Changing equipment speeds when making hard crunchy baked bars can be difficult because they create more crumbs, which can exacerbate handling issues.
“This style of bars can be handled robotically unless quite fragile, or via more traditional feeders widely used in the cookie industry,” said Liam Buckley, IMA Ilapak sales director, North America. “Chewy bars tend to handle well on hard automation as their adhesion to a belt is more predictable, and they handle speed changes easier. Cold-formed bars handle well on hard automation and can also be handled on robotics. Dimensional changes requiring film web width changes typically require forming box changes or infeed setup adjustments.”
High-speed machines frequently necessitate the use of additional forming boxes to accommodate variations in product width and height, said Mark Lozano, vice president North American operations, SACMI Packaging and Chocolate USA.
“Moreover, differences in product length might require adjustments to, or even replacement of, the feed chain, depending on the length of the product and the pitch of the chain,” he said.
Equipment adjustments needed for changeovers depend on how much the product size changes. While a slight change in length might require a film and recipe change, a change in width will require adjustments to guide rails on primary packaging line infeed and possible lug chain pitch changes as well as to the film folding box, said Josh Becker, bakery and confection segment manager, Harpak-Ulma.
“If you have different types of bars — like crunchy or chewy — you will want to ensure any product contact belts or guides the bars will contact in the packaging process do not cause damage to the product,” he said.
Bakers looking to maximize equipment by running a variety of products must look at the capabilities of each piece of equipment.
“Setting up a packaging line to run a large variety of products is great but sometimes is not the most efficient,” Becker explained. “You’ll have a lot of products that you can package, but the equipment may not be maximized for any one product. If you are manually loading a packaging machine, you would have more opportunity to maximize the variety of products packaged.”
Machines built using a modular construction system like Schubert’s can be adapted to new challenges, ,” said Luc Jamet, project manager, Schubert North America.
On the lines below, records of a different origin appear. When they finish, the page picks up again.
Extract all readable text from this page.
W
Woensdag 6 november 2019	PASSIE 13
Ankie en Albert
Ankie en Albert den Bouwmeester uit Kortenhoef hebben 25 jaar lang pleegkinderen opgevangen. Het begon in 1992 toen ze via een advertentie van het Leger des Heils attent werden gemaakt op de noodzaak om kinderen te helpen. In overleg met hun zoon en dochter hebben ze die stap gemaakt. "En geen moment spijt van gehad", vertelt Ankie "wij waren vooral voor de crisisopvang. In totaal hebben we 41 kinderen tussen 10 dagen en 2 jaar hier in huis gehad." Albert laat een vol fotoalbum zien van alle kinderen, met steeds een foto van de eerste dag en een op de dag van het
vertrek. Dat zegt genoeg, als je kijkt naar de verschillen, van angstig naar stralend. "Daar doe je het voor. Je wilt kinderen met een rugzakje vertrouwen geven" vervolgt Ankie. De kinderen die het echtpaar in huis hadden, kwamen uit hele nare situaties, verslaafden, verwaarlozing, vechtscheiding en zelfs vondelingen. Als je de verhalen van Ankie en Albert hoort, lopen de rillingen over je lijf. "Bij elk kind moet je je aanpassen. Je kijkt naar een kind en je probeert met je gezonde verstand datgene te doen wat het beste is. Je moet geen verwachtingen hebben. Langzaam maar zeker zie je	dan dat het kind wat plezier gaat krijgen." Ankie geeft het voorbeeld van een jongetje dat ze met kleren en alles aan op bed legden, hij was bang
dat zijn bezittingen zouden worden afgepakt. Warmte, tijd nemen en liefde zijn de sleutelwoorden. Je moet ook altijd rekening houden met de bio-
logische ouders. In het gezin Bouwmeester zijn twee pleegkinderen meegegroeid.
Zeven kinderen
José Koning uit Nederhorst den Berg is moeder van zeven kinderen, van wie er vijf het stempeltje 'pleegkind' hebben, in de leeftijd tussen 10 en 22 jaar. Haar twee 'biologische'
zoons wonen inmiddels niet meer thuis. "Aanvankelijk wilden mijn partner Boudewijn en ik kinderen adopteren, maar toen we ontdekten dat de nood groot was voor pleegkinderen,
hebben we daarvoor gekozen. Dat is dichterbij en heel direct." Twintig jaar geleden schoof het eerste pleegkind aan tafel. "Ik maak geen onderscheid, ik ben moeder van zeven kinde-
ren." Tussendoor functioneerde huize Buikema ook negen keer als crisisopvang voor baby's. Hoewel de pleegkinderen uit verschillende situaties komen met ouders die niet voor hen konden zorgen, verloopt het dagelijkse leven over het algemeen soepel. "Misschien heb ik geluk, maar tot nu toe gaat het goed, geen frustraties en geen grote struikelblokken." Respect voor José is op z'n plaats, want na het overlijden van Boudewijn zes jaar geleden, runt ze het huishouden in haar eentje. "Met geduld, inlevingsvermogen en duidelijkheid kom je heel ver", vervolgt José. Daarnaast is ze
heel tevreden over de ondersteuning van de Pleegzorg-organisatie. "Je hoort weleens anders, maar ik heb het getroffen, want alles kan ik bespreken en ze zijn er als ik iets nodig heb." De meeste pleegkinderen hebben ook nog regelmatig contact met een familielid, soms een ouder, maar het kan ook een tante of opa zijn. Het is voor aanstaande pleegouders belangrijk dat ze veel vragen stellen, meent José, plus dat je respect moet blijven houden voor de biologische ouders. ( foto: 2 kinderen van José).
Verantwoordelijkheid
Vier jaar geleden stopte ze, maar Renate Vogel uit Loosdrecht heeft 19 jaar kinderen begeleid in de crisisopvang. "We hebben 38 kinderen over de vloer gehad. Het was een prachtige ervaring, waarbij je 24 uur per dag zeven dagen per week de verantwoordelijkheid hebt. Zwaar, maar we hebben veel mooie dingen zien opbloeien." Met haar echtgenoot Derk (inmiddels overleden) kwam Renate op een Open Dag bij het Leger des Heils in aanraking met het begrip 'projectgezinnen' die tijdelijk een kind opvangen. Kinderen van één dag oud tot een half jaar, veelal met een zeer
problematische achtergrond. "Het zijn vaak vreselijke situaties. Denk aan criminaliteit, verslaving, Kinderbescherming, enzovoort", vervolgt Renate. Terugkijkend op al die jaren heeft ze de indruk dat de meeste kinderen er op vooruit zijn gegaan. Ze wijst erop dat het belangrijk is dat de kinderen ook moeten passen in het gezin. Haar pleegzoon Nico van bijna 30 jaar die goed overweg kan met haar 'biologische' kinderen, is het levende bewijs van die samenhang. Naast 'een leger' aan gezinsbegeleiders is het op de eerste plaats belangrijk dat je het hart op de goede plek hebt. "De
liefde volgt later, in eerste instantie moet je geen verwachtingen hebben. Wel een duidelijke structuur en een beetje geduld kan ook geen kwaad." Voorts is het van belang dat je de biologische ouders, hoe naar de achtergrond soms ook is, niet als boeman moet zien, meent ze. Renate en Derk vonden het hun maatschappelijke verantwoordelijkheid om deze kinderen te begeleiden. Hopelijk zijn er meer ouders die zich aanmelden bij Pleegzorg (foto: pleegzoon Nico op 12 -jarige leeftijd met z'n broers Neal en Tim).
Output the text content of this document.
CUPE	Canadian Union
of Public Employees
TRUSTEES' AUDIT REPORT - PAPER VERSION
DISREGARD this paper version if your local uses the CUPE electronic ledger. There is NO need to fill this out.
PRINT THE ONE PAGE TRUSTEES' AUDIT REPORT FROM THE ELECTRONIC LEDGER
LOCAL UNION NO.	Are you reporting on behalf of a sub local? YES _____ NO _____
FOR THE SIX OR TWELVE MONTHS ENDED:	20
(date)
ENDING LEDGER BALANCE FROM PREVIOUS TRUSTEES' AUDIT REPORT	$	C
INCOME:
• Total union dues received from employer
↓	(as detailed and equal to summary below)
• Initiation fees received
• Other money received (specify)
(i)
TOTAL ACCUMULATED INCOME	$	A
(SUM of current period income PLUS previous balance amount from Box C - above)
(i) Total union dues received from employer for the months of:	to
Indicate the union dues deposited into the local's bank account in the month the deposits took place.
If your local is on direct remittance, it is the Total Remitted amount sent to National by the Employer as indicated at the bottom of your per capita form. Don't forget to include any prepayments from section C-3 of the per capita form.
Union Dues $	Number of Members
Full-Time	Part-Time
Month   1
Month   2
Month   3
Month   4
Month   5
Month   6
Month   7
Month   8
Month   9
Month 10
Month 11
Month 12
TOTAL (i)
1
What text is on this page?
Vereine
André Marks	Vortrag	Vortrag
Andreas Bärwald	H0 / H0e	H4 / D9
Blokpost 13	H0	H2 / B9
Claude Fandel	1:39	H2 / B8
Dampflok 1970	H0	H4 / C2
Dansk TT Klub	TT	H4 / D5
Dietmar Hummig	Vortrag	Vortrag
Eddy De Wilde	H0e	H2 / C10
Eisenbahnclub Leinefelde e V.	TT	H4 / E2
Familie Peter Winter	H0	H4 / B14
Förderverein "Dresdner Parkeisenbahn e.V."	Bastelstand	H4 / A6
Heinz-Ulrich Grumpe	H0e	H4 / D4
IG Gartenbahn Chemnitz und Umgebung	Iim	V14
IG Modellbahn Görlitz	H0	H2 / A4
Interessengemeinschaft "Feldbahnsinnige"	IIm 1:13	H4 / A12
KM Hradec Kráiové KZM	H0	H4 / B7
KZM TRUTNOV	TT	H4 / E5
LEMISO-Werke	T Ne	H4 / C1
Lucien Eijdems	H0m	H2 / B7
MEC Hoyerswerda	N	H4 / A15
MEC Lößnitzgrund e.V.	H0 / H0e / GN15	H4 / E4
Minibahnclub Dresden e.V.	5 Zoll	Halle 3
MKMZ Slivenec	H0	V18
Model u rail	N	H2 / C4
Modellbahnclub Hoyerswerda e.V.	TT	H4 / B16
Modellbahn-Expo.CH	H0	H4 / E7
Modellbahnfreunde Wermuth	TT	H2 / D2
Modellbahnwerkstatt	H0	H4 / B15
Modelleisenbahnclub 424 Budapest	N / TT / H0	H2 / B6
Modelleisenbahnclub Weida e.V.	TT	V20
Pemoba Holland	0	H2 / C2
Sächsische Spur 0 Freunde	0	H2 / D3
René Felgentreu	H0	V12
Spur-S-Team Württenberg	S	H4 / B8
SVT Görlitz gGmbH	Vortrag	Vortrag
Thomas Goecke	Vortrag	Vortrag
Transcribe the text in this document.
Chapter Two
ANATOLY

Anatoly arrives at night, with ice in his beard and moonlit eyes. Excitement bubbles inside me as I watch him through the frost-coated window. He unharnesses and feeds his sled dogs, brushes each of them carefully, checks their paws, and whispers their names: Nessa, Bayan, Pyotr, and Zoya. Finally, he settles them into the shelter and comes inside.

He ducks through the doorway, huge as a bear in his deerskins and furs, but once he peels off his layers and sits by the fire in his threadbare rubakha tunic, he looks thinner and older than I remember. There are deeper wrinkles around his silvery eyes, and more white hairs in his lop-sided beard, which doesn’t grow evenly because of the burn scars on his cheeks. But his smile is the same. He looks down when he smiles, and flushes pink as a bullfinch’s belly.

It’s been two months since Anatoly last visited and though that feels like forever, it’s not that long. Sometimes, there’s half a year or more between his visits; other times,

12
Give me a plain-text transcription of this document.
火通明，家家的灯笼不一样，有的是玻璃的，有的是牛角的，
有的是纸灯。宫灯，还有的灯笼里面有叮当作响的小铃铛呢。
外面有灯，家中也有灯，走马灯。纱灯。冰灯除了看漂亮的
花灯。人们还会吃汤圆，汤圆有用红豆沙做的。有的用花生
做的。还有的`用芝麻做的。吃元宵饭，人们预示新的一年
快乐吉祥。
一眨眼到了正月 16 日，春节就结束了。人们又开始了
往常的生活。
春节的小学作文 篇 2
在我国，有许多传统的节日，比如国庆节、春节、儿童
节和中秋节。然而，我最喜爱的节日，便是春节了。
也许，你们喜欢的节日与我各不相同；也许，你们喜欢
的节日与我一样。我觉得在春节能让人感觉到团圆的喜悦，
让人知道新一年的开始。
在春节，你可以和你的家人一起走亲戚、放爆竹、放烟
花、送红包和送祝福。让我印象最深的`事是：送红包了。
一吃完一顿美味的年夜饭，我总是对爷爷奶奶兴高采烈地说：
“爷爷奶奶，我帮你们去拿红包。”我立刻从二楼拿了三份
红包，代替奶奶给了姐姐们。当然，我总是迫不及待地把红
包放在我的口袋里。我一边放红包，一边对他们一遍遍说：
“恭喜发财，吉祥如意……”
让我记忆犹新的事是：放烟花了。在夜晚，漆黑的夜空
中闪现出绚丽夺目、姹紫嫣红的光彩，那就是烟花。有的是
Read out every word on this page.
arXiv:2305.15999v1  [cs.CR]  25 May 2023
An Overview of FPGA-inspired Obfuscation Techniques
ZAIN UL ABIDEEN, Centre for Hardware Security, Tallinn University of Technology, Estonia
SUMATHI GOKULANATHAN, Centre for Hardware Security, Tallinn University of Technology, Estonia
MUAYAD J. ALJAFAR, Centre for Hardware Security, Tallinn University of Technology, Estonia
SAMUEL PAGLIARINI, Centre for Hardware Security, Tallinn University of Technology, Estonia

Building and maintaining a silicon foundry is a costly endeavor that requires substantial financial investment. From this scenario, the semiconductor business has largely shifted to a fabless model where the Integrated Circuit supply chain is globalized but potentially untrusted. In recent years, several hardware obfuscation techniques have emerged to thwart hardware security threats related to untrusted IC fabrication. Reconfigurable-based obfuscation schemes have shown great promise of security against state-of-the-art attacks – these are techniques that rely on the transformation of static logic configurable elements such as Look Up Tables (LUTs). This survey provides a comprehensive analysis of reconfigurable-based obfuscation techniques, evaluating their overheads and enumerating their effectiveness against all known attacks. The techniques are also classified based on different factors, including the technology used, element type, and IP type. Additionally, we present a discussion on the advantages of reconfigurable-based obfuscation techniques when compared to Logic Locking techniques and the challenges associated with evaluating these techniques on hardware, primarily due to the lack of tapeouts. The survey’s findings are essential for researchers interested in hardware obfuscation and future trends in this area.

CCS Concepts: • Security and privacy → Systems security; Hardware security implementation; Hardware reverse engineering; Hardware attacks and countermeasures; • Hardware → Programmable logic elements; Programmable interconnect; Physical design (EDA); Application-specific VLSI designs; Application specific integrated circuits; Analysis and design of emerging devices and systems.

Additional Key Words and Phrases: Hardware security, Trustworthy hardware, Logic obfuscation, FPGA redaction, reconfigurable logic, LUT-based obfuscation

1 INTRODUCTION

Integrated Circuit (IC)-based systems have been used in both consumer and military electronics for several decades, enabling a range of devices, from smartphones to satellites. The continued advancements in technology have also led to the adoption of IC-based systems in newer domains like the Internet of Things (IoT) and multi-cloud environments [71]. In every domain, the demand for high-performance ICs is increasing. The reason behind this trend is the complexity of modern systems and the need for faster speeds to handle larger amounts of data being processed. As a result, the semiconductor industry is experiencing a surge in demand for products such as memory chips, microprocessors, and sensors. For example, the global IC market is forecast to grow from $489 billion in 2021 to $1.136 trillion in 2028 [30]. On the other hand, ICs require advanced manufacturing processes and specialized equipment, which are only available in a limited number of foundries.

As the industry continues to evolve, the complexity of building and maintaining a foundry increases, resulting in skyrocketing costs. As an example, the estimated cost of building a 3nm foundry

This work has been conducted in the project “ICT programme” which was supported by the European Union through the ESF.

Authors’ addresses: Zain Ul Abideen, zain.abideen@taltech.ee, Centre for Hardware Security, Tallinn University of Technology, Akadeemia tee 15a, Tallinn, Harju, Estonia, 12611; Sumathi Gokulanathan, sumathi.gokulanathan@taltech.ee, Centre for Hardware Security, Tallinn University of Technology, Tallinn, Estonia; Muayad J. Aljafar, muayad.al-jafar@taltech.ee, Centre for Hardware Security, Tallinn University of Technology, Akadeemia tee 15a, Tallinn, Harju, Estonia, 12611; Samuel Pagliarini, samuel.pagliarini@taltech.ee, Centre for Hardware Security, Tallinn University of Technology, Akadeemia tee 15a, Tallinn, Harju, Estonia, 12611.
“Thanks to modularity, sub-machines can be exchanged to perform new tasks,” he said. “However, even without modifications, an existing machine can often be adapted to a wide variety of products simply by replacing format parts.”
When it comes to secondary bar packaging, Jamet said pick-and-place robotics are effective and efficient.
“In this process, flow wrapped bars are precisely picked up with suction tools and placed into boxes with millimeter accuracy,” he said. “The precise picking, combined with adapted material quality of the suction tools when necessary, ensures maximum flexibility.”
Equipment on bar lines should be able to handle multiple products, said Mike Alexander, sales manager for the Eastern United States and Canada, Formost Fuji.
“They’re designed to be flexible,” he explained. “Very rarely do you have something dedicated to one thing. So the potential is there to change it.”
Bar makers are interested in equipment that can accommodate a range of sizes, which equipment can readily handle.
“We’re seeing an interest in minis, like half-size, low-calorie count,” said Bill Kehrli, vice president sales and marketing, Cavanna Packaging. “That increases your speed dramatically. But speed is not always a problem with packaging. If you look at a sticky bar, it’s usually 100 mm long and minis are 50 mm. The way they get processed, it can become a problem with speed but not necessarily.”